Former Montana, California mines designated Superfund sites

Former Montana, California mines designated Superfund sites
The U.S. EPS has proposed to add Northern and Central California abandoned minesites, along with an Anaconda Copper smelter and refinery in Montana to Superfund's National Priorities List.
Author: Dorothy Kosich
Posted:  Wednesday , 09 Mar 2011 
The U.S. EPA announced Tuesday that it is adding three former minesites to the Superfund site list.
The EPA and the Montana Department of Environmental Quality (MDEQ) agreed to add the Anaconda Copper Mining Co. Smelter and Refinery (AMC) in Cascade County, Montana, to the National Priorities List of Superfund sites.
The ACM site contains contamination from historic smelting and refining activities at the Anaconda Great Falls Reduction Department. Over the years wastes at the ACM site were placed in an onsite-landfill or dumped directly into the Missouri River. Meanwhile, the smelter operations used a 506-foot-tall plant stack for several years before pollution control technology became common.
"This stack allowed contaminants to be aerially dispersed over a wide area in the vicinity of the facility," said EPA. The agency's primary concern is recent sampling results which show elevated levels of arsenic, lead and cadmium in residential soils. Past analyses documented the presence of metals in the Missouri River sediments, and along the railroad bed, antimony, arsenic, cadmium, chromium, cobalt, copper, iron, lead, manganese, mercury, nickel, silver, sodium and zinc.
The five areas being considered for investigation and potential cleanup include: residential soils; the former smelter site; areas along the railroad bed; Missouri River sediments and surface water; and groundwater.
"The listing of this site enables all agencies involved to identify and clean up contaminated areas in conjunction with ongoing local public projects," said Julie DalSoglio, EPA Montana Office director.
The EPA is also proposing to add two abandoned California mines to the Superfund National Priorities List.
Located in San Benito County, the New Idria Mercury Mine site affects waterways leading to the San Joaquin River and San Francisco Bay. The Blue Ledge Mine in Siskiyou County discharges into streams in the Rogue River-Siskiyou National Forest and ultimately the Applegate Reservoir, a popular recreation area.
"Abandoned mines have left behind a toxic legacy that continues to threaten the health of people and natural resources of California," said Jane Diamond, director of the EPA's regional Superfund program. "Listing these two sites will enable the EPA to reduce risks to the environment and ensure protection of important water resources."

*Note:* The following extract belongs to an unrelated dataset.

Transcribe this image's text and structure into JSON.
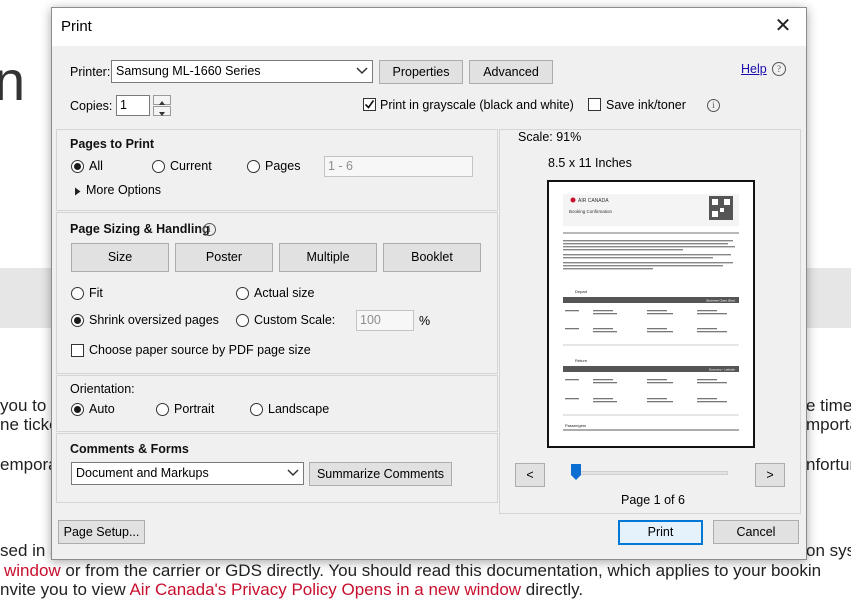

New Idria is located southeast of Hollister. Past mining operations have resulted in mercury contamination and acid mine drainage in the San Carlos Creek, Silver Creek, and a portion of Panoche Creek. Environmental impacts extend more than 15 miles to creeks and wetlands areas, endangered species habitat, and ultimately the San Joaquin River and the San Francisco Bay.
The Blue Ledge Mine is located on privately owned land surrounded by the Rogue River-Siskiyou National Forest, south of the Oregon-California border. "Copper, cadmium, other metals, and acid mine drainage from past copper and zinc mining operations have contaminated sediments and surface water at levels that are toxic to aquatic organisms," EPA noted. "Impacts include the absence of fish for more than three miles downstream and potential negative impacts to fisheries all the way to the Applegate Reservoir, nearly eight miles downstream."
In 2010, the U.S. Forest Service received $12.4 million in American Reinvestment and Recovery Act funds, along with $1.4 million from the ASARCO Environmental Trust to place the waste rock from Blue Ledge into an on-site repository. The work began last year.